Compliance will rely on employees filing complaints to the city’s equal employment opportunity office. If an employer does not heed the ordinance, he or she will be alerted by the city and given the chance to voluntarily comply without consequence. If he or she does not, a civil penalty with a maximum fine of $500 will be levied.

Employers who already offer paid time off policies that meet the minimum standards established by the ordinance will be considered compliant.

Despite these compromises, the panel agreed that the ordinance will still have significant positive effects on Austin’s public health.

As someone who works with the safety net population, Gandhi routinely treats patients who have to choose among paying rent, feeding their families, taking care of chronic medical issues and tending to their sick children.

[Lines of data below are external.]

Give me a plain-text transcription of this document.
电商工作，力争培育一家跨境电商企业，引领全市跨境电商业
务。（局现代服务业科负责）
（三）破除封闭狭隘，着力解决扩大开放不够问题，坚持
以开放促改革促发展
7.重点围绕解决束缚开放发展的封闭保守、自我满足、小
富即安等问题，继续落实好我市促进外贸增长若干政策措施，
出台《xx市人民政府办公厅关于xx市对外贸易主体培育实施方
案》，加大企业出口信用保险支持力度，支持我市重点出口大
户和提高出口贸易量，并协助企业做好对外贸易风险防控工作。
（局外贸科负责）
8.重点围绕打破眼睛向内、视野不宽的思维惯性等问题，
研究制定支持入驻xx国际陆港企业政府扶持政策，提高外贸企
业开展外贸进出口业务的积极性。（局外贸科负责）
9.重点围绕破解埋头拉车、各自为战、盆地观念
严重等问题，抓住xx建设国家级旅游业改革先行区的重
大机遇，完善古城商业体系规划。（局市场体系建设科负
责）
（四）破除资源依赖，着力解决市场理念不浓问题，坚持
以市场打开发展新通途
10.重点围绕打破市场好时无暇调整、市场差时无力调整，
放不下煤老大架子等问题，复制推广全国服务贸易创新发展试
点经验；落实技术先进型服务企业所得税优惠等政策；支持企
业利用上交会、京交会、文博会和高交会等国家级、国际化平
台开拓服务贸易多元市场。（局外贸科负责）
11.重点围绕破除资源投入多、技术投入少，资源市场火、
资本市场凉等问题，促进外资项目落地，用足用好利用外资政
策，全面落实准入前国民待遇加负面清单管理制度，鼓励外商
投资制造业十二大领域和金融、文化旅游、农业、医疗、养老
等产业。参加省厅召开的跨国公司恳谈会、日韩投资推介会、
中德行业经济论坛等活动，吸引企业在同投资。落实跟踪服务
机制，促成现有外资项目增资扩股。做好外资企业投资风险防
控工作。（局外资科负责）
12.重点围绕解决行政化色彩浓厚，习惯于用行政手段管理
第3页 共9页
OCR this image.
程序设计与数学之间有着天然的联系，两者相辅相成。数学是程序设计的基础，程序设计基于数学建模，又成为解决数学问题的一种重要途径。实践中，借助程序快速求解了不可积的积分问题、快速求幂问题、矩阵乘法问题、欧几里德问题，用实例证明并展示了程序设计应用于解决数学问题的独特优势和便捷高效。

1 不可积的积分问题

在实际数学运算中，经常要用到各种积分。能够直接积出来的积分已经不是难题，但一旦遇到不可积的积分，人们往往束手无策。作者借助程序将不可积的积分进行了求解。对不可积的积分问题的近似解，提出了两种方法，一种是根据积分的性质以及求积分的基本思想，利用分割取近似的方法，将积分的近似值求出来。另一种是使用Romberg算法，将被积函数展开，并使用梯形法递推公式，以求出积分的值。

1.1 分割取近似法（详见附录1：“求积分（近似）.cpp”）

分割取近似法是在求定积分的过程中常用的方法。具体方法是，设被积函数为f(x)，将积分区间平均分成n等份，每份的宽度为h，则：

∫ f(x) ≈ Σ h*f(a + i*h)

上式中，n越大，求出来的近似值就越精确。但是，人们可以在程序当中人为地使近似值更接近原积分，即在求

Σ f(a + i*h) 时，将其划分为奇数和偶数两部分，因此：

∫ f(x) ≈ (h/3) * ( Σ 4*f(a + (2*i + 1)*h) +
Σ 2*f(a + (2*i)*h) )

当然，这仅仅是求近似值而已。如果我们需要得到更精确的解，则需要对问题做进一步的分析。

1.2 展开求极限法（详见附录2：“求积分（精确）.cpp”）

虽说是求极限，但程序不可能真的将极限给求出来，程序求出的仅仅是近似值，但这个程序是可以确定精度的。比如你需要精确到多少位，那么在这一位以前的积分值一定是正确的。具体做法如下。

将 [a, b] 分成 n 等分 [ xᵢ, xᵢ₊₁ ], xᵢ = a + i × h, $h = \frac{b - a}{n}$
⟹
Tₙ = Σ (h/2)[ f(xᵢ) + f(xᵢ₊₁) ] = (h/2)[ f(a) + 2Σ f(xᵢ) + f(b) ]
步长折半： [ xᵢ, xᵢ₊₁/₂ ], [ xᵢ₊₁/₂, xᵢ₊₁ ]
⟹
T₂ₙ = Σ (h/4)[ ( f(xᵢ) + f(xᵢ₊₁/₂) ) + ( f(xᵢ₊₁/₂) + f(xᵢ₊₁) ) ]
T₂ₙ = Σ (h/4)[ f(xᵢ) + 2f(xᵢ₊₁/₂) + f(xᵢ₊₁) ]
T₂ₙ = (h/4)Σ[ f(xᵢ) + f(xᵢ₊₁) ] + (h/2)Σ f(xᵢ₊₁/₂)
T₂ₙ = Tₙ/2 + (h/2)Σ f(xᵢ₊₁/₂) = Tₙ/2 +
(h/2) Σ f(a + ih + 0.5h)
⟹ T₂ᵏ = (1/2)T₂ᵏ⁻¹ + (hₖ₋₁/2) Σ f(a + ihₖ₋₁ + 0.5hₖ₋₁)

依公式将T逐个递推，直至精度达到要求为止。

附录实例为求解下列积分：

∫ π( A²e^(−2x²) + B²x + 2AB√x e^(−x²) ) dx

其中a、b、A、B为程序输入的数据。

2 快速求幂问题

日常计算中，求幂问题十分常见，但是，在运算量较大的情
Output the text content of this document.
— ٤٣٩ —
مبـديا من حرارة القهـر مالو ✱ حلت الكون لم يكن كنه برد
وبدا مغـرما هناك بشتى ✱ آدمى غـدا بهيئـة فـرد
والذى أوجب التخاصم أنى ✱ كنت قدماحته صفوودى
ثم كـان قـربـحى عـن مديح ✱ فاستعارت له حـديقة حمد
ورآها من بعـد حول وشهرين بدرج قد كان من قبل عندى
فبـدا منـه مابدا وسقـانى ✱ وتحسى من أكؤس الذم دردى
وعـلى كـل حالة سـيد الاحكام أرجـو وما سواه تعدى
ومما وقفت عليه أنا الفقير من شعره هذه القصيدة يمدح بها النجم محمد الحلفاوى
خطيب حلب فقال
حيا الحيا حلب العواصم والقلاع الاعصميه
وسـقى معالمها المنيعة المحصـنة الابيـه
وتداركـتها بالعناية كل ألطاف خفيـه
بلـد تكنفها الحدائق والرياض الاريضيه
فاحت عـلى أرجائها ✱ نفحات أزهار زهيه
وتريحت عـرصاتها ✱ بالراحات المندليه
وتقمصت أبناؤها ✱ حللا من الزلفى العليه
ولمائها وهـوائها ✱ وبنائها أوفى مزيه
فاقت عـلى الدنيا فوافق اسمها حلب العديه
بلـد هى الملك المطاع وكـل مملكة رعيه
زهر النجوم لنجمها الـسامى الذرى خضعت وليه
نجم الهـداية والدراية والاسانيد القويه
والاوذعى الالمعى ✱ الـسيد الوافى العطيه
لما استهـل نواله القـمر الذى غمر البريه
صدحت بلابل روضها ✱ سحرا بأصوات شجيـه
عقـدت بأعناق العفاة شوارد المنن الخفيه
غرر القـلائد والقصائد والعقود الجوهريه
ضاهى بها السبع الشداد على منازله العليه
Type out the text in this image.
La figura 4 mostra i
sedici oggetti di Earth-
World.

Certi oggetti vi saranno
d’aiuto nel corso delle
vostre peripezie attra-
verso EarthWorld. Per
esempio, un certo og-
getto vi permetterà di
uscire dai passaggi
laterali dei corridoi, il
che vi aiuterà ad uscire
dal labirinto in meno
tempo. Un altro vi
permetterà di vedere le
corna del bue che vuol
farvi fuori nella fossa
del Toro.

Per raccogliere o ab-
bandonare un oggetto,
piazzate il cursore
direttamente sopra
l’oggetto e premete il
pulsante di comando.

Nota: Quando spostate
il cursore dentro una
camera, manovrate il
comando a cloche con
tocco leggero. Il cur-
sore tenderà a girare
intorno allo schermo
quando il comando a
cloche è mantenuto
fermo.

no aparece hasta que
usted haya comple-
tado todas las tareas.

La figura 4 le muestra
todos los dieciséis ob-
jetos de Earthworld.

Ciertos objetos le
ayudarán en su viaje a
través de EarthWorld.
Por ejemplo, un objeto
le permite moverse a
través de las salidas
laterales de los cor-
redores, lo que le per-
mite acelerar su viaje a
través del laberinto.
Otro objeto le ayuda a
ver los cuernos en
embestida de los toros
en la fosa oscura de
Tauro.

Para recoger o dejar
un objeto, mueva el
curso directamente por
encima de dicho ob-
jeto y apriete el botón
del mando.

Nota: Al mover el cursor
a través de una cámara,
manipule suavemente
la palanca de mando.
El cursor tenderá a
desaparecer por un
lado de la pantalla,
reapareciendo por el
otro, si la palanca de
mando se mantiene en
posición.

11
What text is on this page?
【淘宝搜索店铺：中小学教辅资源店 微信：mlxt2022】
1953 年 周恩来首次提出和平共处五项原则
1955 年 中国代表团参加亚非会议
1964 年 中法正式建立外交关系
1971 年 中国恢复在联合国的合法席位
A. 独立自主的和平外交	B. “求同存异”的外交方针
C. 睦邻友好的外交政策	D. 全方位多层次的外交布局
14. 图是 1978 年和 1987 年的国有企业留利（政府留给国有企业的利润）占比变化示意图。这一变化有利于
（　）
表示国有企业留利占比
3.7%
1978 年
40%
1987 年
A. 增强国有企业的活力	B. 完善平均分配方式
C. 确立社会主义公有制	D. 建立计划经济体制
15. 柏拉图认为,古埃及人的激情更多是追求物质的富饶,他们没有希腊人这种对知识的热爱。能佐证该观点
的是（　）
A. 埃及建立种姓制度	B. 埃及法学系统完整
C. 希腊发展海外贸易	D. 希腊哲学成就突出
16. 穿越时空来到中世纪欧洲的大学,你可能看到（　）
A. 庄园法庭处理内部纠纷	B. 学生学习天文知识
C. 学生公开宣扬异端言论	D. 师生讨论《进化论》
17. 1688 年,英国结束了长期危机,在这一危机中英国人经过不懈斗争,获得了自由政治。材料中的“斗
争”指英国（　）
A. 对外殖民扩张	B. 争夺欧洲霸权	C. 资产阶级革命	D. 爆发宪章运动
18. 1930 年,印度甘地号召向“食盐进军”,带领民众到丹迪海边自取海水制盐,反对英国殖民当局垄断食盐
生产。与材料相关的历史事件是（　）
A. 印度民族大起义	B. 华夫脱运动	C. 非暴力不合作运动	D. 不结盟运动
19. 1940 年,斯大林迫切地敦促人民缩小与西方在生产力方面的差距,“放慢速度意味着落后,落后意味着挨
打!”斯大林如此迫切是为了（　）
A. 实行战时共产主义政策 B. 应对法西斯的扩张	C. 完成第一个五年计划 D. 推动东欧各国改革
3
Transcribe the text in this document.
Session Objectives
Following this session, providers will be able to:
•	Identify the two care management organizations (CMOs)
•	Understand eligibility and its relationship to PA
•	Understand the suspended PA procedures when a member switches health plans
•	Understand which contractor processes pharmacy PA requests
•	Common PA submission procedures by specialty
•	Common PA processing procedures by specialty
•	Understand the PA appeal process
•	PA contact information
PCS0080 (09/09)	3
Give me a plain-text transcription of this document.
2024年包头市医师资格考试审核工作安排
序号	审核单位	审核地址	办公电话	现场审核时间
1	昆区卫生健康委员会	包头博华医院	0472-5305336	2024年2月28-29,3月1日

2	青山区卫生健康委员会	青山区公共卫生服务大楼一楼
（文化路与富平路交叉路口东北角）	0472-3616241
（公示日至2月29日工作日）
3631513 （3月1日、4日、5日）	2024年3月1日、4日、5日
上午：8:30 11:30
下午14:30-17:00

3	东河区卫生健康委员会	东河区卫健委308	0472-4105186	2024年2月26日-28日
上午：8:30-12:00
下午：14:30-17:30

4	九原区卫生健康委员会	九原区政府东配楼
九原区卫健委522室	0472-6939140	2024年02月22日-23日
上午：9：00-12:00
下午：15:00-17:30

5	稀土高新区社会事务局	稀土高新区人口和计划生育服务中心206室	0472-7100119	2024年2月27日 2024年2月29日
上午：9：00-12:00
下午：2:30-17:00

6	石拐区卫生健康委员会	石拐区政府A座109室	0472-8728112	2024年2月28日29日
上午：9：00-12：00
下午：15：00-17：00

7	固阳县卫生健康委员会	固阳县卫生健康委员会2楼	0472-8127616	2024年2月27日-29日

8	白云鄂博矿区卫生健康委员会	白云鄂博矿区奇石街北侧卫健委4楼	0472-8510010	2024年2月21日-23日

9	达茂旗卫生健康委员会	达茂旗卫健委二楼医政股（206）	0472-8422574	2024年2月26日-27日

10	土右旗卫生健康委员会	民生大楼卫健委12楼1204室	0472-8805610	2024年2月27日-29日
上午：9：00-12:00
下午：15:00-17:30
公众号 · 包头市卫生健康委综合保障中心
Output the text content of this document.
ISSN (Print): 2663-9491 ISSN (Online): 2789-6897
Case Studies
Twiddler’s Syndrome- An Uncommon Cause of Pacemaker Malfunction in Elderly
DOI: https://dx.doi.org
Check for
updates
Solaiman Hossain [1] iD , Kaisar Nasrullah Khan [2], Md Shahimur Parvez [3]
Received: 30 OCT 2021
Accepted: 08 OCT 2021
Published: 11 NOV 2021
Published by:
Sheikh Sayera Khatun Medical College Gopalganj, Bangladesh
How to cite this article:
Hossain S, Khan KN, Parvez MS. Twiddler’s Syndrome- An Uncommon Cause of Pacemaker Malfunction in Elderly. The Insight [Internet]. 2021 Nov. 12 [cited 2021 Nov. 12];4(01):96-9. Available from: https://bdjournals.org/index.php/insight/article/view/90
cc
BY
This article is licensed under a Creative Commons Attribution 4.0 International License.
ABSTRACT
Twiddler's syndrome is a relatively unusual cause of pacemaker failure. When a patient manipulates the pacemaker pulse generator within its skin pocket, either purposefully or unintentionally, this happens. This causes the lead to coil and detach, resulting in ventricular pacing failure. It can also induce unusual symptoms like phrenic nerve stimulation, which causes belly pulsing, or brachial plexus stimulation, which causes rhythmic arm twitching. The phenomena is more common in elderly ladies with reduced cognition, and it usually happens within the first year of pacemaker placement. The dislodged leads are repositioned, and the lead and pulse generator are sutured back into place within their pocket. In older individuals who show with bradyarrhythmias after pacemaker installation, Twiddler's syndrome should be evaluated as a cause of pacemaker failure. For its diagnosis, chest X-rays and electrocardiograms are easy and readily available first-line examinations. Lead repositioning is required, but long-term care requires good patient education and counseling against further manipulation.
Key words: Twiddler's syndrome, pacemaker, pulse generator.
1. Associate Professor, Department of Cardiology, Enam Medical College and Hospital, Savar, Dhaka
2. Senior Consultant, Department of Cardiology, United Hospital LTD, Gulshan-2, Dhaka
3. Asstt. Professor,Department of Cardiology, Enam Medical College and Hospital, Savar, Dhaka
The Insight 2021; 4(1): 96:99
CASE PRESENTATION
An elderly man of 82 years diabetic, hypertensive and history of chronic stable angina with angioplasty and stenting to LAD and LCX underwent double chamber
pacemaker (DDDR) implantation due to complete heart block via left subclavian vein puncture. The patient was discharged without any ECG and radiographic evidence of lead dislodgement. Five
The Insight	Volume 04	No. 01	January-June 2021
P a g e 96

“That is a calculus that [our patients] make every single day, and that is an affront to their dignity,” Gandhi said.

According to a fact sheet distributed by local coalition Work Strong Austin, 65 percent of service workers don’t have access to paid sick leave. Service jobs include food preparation, hospital work, child care, construction and home health support.

If Austin mandates paid sick leave, Gandhi said, it would “disproportionately benefit … folks who are taking care of our kids, taking care of our elderly, taking care of our immunocompromised.”

When Beetnik Foods began offering paid sick leave, there was some cost involved, Perkins said, but it proved worthwhile. As workers became more comfortable with the policy, no-call no-shows decreased, which minimized disruption at the company.

“This is not a question about cost at all,” Perkins said. “It’s a question of values.”